Although we pre-compute the feature transformation functions prior to training, we do not apply the feature transformation to the dataset until during training. At training time we create a PyTorch network that takes in the raw features and applies the normalization during the forward pass. This allows developers to quickly iterate on the feature transformation without regenerating the dataset. The feature transformation process begins by grouping features according to their identity (see above), and then processing each group as a single batch using vector operations.

4 Model Implementations

Horizon contains implementations of several deep RL algorithms that span to solve discrete action, very large discrete action, and continuous action domains.
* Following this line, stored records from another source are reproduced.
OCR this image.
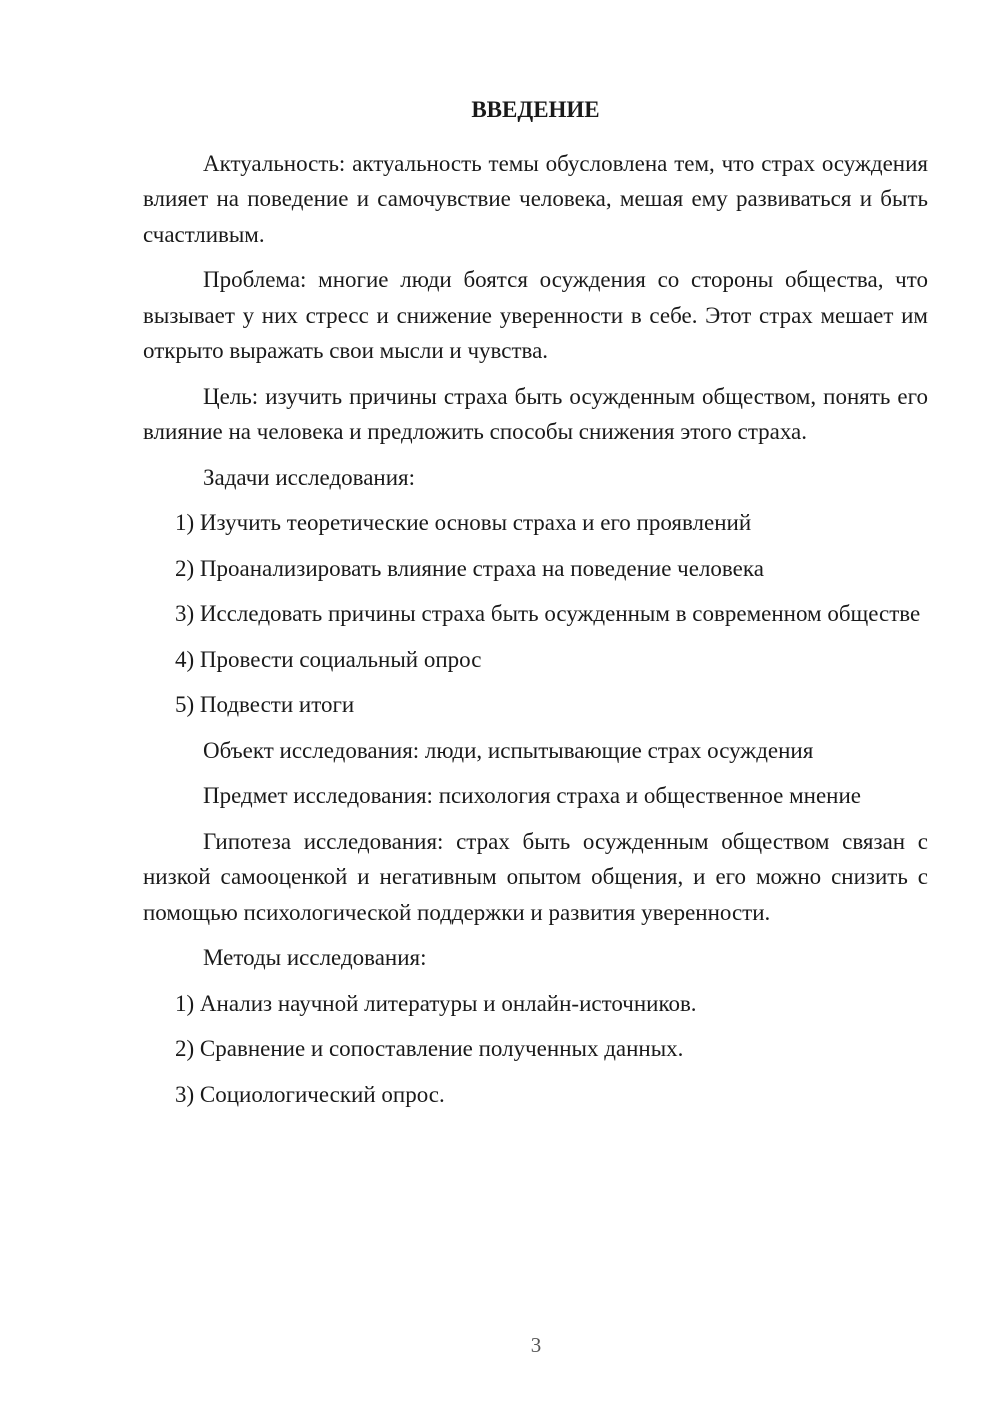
ВВЕДЕНИЕ

Актуальность: актуальность темы обусловлена тем, что страх осуждения влияет на поведение и самочувствие человека, мешая ему развиваться и быть счастливым.

Проблема: многие люди боятся осуждения со стороны общества, что вызывает у них стресс и снижение уверенности в себе. Этот страх мешает им открыто выражать свои мысли и чувства.

Цель: изучить причины страха быть осужденным обществом, понять его влияние на человека и предложить способы снижения этого страха.

Задачи исследования:

1) Изучить теоретические основы страха и его проявлений

2) Проанализировать влияние страха на поведение человека

3) Исследовать причины страха быть осужденным в современном обществе

4) Провести социальный опрос

5) Подвести итоги

Объект исследования: люди, испытывающие страх осуждения

Предмет исследования: психология страха и общественное мнение

Гипотеза исследования: страх быть осужденным обществом связан с низкой самооценкой и негативным опытом общения, и его можно снизить с помощью психологической поддержки и развития уверенности.

Методы исследования:

1) Анализ научной литературы и онлайн-источников.

2) Сравнение и сопоставление полученных данных.

3) Социологический опрос.

3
We also provide default configuration files as part of Horizon so that end users can easily run these algorithms on our included test domains (e.g. OpenAI Gym Brockman et al. (2016), Gridworld). Below we describe the current algorithms supported in Horizon.

4.1 Discrete-Action Deep Q-Network (Discrete DQN)

For discrete action domains with a tractable number of actions, we provide a Deep Q-Network implementation Mnih et al. (2015). In addition, we provide implementations for several DQN improvements, including double Q-learning Van Hasselt et al. (2016) and dueling architecture Wang et al. (2015). We plan on continuing to add more improvements to our DQN model (distributional DQN Bellemare et al. (2017), multi-step learning Sutton et al. (1998), noisy nets Fortunato et al. (2017)) as these improvements have been shown to stack to achieve state of the art results on numerous benchmarks Hessel et al. (2017).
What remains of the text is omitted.